The defence may consider appellate options following sentencing, and legal observers say issues around causation and the scope of supplier liability could form part of future litigation.
Reflections from law enforcement and legal experts
Law‑enforcement spokespeople stressed that the verdict underscores the seriousness with which courts may treat those who traffic firearms into communities.
Legal analysts observed that the case required the Crown to link the supplier’s conduct to the eventual lethal use of the firearm, a connection the judge found persuasive based on the evidence presented.
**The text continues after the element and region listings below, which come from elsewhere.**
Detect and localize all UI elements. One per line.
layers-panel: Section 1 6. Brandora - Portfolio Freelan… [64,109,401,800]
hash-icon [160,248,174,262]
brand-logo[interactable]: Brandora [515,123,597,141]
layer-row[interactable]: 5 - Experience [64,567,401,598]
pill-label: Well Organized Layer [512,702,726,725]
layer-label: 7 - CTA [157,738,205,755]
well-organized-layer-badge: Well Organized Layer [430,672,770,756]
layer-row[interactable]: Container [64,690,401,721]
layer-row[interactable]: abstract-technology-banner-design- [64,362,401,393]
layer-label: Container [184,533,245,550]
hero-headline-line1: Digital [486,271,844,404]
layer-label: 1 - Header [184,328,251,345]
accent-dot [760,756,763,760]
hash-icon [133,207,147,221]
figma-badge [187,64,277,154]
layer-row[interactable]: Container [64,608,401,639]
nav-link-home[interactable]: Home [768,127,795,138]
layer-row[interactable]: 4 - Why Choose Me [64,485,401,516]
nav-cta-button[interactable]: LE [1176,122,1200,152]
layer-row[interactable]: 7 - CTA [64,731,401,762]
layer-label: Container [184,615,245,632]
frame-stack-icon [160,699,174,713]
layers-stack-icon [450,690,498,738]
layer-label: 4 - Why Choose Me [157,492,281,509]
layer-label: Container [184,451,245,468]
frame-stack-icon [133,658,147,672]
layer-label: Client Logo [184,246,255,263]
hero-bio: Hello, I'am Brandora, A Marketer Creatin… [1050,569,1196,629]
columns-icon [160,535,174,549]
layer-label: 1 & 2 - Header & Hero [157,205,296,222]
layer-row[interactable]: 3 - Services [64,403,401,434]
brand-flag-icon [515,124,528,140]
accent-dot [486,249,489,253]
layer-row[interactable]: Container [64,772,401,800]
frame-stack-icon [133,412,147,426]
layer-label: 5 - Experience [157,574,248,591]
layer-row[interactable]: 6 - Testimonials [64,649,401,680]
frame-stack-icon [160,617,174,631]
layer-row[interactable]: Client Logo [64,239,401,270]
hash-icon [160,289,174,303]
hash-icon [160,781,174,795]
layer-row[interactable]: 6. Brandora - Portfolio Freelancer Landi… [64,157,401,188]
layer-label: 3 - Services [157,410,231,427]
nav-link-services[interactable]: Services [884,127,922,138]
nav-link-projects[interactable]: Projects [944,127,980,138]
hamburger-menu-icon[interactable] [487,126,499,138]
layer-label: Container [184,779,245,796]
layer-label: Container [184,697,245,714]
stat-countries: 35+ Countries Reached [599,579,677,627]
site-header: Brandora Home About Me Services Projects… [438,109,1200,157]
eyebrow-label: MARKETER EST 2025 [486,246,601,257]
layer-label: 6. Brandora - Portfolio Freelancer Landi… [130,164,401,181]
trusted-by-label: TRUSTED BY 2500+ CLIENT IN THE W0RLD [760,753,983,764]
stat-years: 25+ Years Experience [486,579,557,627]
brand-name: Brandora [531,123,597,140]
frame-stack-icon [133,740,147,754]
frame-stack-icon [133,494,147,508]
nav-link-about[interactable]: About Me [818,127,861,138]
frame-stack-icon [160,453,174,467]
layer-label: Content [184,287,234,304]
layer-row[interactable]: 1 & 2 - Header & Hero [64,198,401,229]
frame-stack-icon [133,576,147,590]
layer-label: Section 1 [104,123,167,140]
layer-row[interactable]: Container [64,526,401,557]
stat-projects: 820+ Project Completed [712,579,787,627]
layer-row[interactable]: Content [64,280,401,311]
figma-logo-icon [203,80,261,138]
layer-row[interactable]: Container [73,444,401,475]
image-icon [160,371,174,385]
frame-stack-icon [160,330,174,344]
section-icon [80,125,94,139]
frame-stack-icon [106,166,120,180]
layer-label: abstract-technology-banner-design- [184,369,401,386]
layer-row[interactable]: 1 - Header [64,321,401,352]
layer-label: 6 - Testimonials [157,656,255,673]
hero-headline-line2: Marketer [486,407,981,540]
The trial therefore sets a precedent for how criminal responsibility may be argued in cases where intermediaries rather than shooters furnish weapons used in fatal incidents.
Final paragraph
The conviction of Dennis Okeymow brings a degree of legal closure to a sequence of events that devastated multiple families and left a community grappling with grief, but it also opens further questions about prevention, mental‑health care and illegal gun flows that Edmonton and policymakers must continue to address.